When waste pickers strategize alternative livelihoods, they typically have no choice but to turn towards wealthy neighbourhoods where they can collect valuable recyclable materials, while their own underserved communities languish in inadequate and underfunded waste collection systems. The Kpone workers do not know whether or not they will be able to secure a contract to make doorstep collection in underserved communities profitable for them. Initially, they were hesitant to test out an alternative livelihood that might not provide them with an instant income source. But when the COVID-19 pandemic struck, many waste pickers around the world who rely solely on recyclables collection were prohibited from working, while those who collect mixed waste from households were designated essential service providers. National discourse on the need to effectively collect and manage waste during this health crisis, and recognition of the role of waste pickers in this regard, is now widespread. The Kpone waste pickers now see the value of providing essential mixed waste collection services to underserved communities, even if it means they will need to fight for the right and the funding to do so.

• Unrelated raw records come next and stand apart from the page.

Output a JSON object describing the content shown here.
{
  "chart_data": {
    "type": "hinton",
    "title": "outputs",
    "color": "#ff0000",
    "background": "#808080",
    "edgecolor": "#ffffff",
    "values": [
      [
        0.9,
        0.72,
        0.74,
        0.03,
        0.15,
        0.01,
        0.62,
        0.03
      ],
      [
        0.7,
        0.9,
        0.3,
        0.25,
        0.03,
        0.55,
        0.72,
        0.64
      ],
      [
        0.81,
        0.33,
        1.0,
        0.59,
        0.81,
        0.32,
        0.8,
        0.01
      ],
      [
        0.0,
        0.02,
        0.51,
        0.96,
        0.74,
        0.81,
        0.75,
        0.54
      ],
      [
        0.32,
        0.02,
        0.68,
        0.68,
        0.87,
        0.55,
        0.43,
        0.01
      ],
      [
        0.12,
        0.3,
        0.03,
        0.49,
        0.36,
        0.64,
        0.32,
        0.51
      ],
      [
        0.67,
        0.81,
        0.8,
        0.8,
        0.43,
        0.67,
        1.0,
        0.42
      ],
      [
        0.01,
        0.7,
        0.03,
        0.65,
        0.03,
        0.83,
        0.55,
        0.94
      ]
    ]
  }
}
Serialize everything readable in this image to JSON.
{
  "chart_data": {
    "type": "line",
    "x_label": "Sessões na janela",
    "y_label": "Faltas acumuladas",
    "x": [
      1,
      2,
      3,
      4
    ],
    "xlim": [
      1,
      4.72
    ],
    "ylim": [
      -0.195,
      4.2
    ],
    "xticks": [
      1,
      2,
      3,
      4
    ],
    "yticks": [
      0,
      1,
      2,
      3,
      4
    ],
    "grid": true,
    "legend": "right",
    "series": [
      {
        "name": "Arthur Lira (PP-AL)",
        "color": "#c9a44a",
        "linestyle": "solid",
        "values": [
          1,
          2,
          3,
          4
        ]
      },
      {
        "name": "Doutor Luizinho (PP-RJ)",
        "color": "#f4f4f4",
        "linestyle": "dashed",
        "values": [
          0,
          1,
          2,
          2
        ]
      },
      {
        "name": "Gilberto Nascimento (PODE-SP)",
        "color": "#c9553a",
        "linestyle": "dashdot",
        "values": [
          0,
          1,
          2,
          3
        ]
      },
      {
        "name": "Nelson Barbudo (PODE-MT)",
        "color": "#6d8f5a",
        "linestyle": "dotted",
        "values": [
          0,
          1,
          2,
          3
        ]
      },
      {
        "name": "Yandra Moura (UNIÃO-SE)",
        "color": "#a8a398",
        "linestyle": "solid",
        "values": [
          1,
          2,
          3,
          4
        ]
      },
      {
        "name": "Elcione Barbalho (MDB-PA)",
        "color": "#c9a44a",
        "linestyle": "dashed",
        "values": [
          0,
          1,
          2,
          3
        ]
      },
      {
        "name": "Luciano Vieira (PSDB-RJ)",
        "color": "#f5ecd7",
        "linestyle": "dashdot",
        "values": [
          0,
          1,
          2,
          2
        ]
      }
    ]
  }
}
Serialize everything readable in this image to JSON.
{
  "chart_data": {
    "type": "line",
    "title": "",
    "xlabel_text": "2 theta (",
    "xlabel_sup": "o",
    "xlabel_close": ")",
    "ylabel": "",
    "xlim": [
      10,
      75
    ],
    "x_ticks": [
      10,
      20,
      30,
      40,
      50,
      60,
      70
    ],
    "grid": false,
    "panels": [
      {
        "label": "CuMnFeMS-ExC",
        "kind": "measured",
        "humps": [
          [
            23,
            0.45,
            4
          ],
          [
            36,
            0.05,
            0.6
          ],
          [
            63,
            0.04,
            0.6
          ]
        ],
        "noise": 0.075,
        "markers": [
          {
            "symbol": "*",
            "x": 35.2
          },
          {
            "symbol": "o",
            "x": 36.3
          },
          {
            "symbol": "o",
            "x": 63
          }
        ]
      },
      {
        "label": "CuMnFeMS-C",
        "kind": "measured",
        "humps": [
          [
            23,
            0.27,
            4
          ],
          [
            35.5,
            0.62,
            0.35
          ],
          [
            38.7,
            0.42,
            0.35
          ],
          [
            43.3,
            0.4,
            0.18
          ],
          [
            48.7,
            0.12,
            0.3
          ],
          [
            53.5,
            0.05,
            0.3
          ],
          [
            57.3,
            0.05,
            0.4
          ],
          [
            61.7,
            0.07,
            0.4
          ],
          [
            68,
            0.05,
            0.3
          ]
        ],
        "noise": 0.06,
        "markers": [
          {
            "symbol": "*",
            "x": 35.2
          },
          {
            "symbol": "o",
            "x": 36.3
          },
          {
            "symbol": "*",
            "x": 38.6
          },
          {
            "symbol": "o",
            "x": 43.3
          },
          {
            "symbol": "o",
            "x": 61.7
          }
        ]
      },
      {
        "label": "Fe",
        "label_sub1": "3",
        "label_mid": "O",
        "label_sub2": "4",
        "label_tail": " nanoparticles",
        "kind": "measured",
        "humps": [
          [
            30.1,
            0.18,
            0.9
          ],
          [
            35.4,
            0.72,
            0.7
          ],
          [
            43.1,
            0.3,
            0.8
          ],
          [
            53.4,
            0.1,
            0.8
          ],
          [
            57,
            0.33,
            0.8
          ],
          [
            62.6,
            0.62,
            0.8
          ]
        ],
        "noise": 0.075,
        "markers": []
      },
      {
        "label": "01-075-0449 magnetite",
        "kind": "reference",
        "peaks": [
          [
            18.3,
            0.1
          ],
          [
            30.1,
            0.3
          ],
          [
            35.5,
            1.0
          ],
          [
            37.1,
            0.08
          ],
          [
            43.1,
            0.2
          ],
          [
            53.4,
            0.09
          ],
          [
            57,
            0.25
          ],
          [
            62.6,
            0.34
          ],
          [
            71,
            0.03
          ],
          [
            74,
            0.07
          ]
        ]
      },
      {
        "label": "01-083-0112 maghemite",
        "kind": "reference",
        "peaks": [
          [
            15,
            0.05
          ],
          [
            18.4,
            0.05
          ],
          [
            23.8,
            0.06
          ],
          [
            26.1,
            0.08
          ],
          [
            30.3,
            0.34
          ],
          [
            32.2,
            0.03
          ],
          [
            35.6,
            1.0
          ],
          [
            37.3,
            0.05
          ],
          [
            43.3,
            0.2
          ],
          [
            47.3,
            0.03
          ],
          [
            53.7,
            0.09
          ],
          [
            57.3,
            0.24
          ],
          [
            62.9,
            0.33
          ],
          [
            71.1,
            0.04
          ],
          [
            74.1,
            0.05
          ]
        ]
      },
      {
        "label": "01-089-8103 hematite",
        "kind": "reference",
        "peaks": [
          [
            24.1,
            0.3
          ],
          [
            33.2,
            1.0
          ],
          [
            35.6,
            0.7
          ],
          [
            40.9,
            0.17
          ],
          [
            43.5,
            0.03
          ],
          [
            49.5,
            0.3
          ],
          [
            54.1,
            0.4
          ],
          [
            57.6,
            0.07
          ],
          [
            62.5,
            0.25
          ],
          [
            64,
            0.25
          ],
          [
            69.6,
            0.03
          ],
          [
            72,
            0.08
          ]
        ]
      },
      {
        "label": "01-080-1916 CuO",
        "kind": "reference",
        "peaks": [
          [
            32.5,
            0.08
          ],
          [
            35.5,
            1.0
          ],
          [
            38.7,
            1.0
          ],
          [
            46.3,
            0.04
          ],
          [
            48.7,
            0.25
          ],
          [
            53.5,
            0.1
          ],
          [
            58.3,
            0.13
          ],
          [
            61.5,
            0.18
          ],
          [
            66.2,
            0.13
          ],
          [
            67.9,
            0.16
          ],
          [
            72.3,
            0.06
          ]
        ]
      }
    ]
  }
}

Ghana’s National Plastic Policy, as well as its National Plastic Action Partnership, speak to the importance of providing more formal waste management opportunities for the informal sector, as well as improving basic waste collection to reduce marine debris. It’s time to put those words into action. Rather than prioritizing the displacement of some of the country’s most overlooked workers in the midst of a pandemic, the government and the World Bank should be finding ways to support the Kpone waste pickers to organize themselves, and to secure formal contracts, training, infrastructure, as well as inclusion in long-term participatory planning processes to strategize and implement inclusive waste systems. Informal waste pickers should be recognized, respected and supported by communities, state and non-state organisations, which will curtail their stigmatization and highlight their environmental, economic and social contributions to society.
The COVID-19 pandemic is disproportionately harming informal workers around the world and has highlighted the need for both better sanitation and more decent work. The inclusion of waste pickers into formal solid waste collection for low income communities not only translates to more affordable and culturally appropriate sanitation services, but it affords underserved communities the dignity of keeping their communities and environment clean and healthy.